Substituting in (15),

$$ n^{1/2}\widehat{\xi}_1(t)=-\int_0^t\overline{\bf Z}(s)^T\,\hbox{d}s\ \widehat{\bf A}^{-1}n^{-1/2}\sum_{i=1}^n\left\{\int_0^\tau\{{\bf Z}_i(s)-\overline{\bf Z}(s)\}\hbox{d}M_i(s;\varvec{\theta}_0)\right\}, $$

then using the strong convergence of \(\widehat{\bf A}\) to A along with various empirical process results gives

$$ n^{1/2}\widehat{\xi}_1(t)=-\int_0^t\overline{\bf z}(s)^T \hbox{d}s\ {\bf A}^{-1}n^{-1/2}\sum_{i=1}^n{\bf U}_i +o_p(1), $$

(17)

which behaves asymptotically as sum of independent and identically distributed mean-zero variates.

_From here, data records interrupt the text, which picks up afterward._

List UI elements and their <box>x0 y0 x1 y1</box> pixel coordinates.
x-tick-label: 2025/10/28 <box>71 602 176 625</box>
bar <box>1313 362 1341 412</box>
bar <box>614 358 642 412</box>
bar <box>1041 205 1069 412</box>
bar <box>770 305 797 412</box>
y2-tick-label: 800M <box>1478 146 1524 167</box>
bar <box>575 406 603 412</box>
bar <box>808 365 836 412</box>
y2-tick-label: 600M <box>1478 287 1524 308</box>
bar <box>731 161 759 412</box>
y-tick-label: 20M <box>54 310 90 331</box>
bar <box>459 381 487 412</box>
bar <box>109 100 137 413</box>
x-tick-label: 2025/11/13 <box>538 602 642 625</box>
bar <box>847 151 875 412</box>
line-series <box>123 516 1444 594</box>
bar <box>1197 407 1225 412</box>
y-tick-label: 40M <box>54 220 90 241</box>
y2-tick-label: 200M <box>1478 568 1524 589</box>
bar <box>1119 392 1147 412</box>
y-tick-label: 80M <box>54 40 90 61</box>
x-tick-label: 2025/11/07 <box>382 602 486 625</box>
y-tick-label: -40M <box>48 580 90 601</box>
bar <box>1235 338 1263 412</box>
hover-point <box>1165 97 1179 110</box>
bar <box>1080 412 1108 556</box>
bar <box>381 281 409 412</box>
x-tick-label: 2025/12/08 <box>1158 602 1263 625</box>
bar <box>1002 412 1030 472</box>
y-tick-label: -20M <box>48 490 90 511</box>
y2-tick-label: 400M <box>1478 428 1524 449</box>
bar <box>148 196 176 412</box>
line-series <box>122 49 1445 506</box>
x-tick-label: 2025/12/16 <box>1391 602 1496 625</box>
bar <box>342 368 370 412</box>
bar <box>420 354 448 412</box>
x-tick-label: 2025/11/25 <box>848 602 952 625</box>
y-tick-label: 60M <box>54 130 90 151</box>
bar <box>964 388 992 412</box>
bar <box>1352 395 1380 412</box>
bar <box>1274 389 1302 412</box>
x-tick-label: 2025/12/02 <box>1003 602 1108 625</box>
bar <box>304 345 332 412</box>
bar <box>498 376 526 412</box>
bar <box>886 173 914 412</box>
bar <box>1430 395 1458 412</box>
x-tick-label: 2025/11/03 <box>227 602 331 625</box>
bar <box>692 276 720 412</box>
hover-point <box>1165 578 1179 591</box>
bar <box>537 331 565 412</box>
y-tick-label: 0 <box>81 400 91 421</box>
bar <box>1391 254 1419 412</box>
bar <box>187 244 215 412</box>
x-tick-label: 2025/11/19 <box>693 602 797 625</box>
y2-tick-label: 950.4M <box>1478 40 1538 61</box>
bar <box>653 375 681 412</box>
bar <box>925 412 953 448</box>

Similarly, it can be shown that

$$ n^{1/2}\widehat{\xi}_2(t)= n^{-1/2}\sum_{i=1}^n \int_0^t\pi(s)^{-1}\,\hbox{d}M_i(s;\varvec{\theta}_0)+o_p(1). $$

(18)

Combining (17) and (18),

$$ n^{1/2}\widehat{\xi}(t)=n^{-1/2}\sum_{i=1}^n \phi_i(t) + o_p(1), $$

which has finite distributions which converge to those of a zero-mean normal variate. Tightness can be shown by demonstrating the manageability of the components of \(\phi_i(t)\), thus proving that \(n^{1/2}\widehat{\xi}(t)\) converges to a mean-zero Gaussian process with covariance function \(E[\phi_1(s)\phi_1(t)]\).